OLCD innovation – from large-area flexible displays to bezel-less screens
Desi Aleksandrova, Marketing Communications Manager
November 27, 2019
FlexEnable demonstrated an Organic Liquid Crystal Display (OLCD) for the first time back in 2015. Since then the technology has been further developed and perfected to reach a status where it is now primed for production.
In this blog we take a look at the key milestones achieved and what lies ahead for this exciting new display technology.
World’s first flexible OLCD
In 2015, FlexEnable showed a full colour, video-rate plastic LCD enabled by our flexible electronics technology. Our platform uses flexible organic transistors that outperform the existing standard of amorphous silicon on glass - these organic transistors are processed at low temperatures (below 100°C) to allow the use of ultra-low cost plastic substrates. The resulting OLCD has the same performance as glass LCD, but with the added benefits of being thin, lightweight, shatterproof and conformable.

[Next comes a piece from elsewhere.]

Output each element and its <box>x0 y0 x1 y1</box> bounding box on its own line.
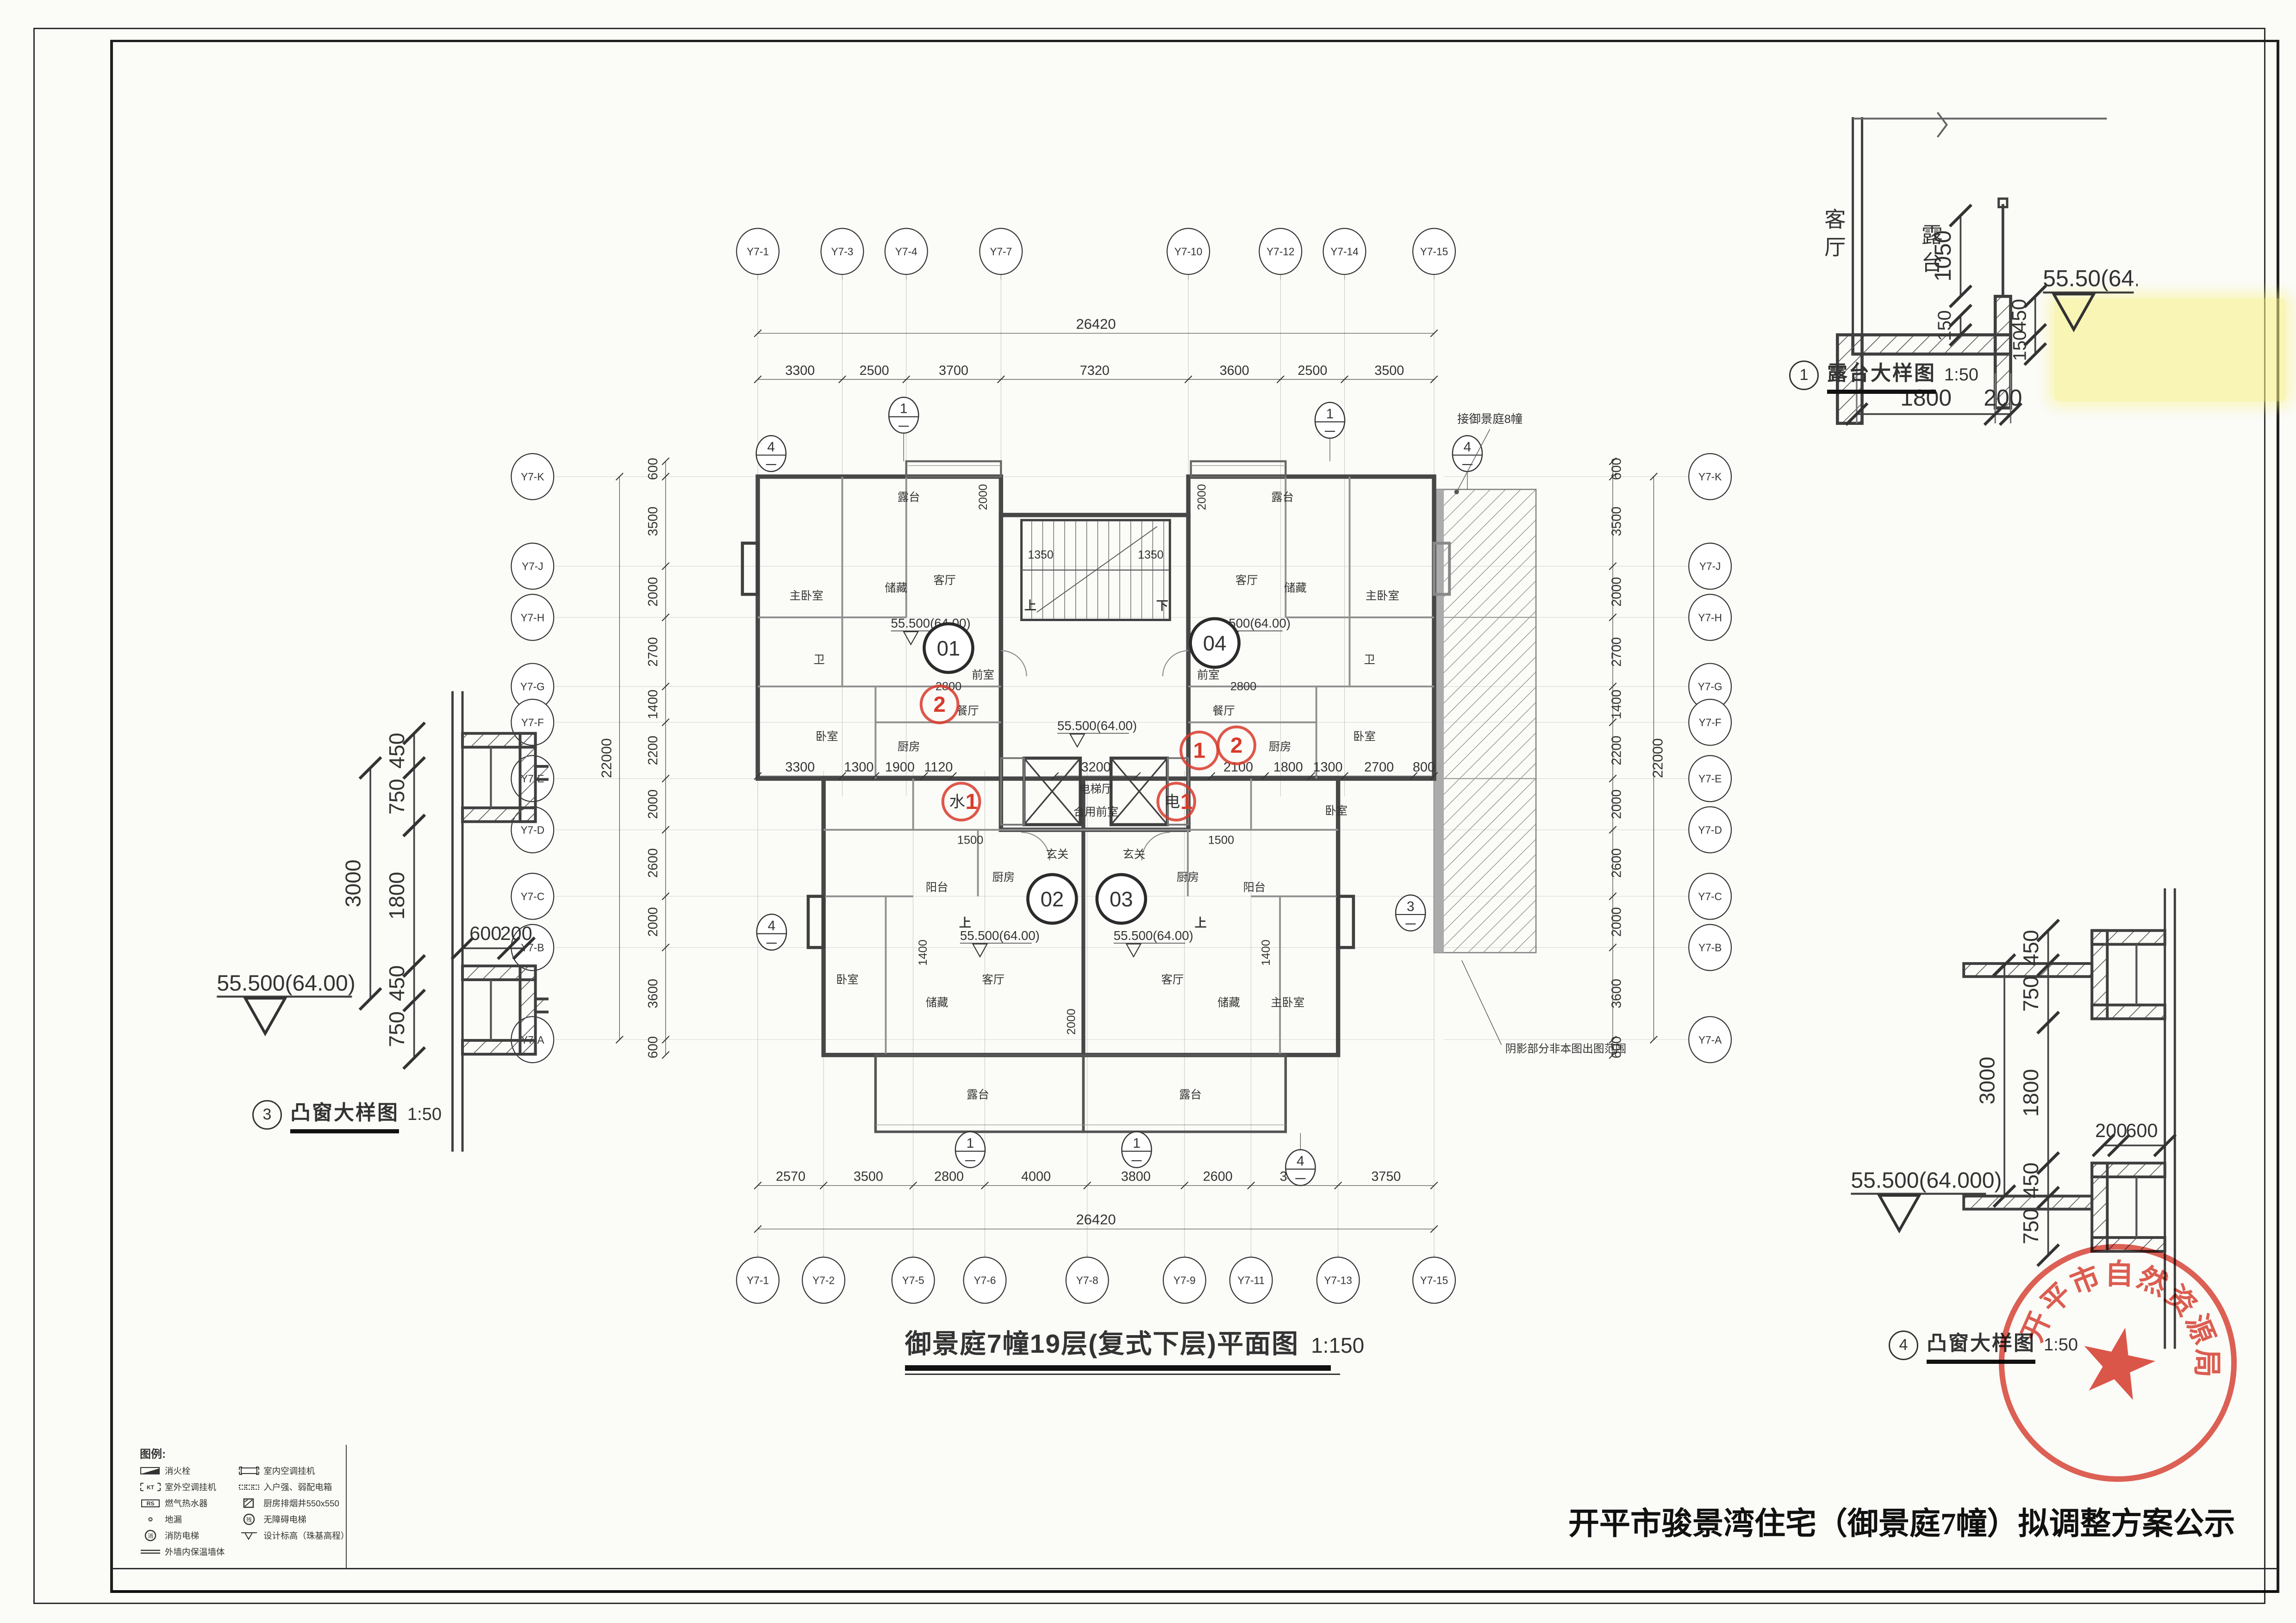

OLCD gained an international attention after FlexEnable showed a curved OLCD demo publically for the first time at Mobile World Congress 2016. Since then the technology has won many prestigious awards including the IET Awards, TechWorks Awards and Flexi Awards.
Large-area flexible displays
Manufacturing at scale is at the heart of FlexEnable’s approach to flexible displays. Similar to glass LCD, OLCD is easy to scale both in terms of physical display size and manufacturing volume. This is because of the OTFT materials used, but also because the processes FlexEnable has developed are compatible with the equipment used in existing flat panel display factories. These factories can be easily repurposed for the production of flexible OLCD creating a simpler and more cost-effective route to manufacture compared with other flexible display technologies like flexible OLED.
In December 2016 FlexEnable showed a conformed 12.1” OLCD demonstrating the scalability of the technology. OLCD is particularly suited to applications where low-cost, large area active matrix displays are needed.
OLCD enters concept cars
Image source: Novares
The trend for more and larger screens in automotive interiors has led to rising demand for displays that can conform to the non-flat and non-rectangular surfaces of the car. As well as being conformable and shapeable, OLCD is designed to meet key automotive requirements including long lifetime and low cost. A great example of how OLCD is used in cars is the demo car created by Novares and revealed in June 2019 - it features an S-shaped OLCD as the centre console, left and right side OLCD concave side-mirror replacement displays and a curved OLCD passenger HMI touch screen integrated with the rear door panel.
In 2019 FlexEnable made another breakthrough by demonstrating a bezel-less OLCD - this was achieved by folding the borders behind the display. This important development, which cannot be achieved with glass displays, shows that OLCD can bring thin and light bezel-less displays to notebooks and tablets offering a lower cost alternative to flexible OLED.
OLCD offers a route to ultra-high contrast dual cell displays. While dual-cell LCDs have already been demonstrated (Hisense 65” 4K U9E model is on the market) they are made on glass which adds both thickness to the module and increases costs. Since OLCD uses ultra-thin thin plastic substrates it allows for extremely thin modules that can be manufactured in a simpler way than dual cell glass LCD and OLED, at lower cost with higher optical performance.
What next for OLCD?
OLCD innovation doesn’t stop here. With the recent acquisition of Merck’s OTFT materials portfolio, FlexEnable now offers the full set of materials and processes needed for the production of flexible OLCD. We are working with our manufacturing partners to bring OLCD on the market next year to meet rising demand for low-cost, large area flexible displays for a range of applications across consumer electronics, automotive, digital signage and beyond.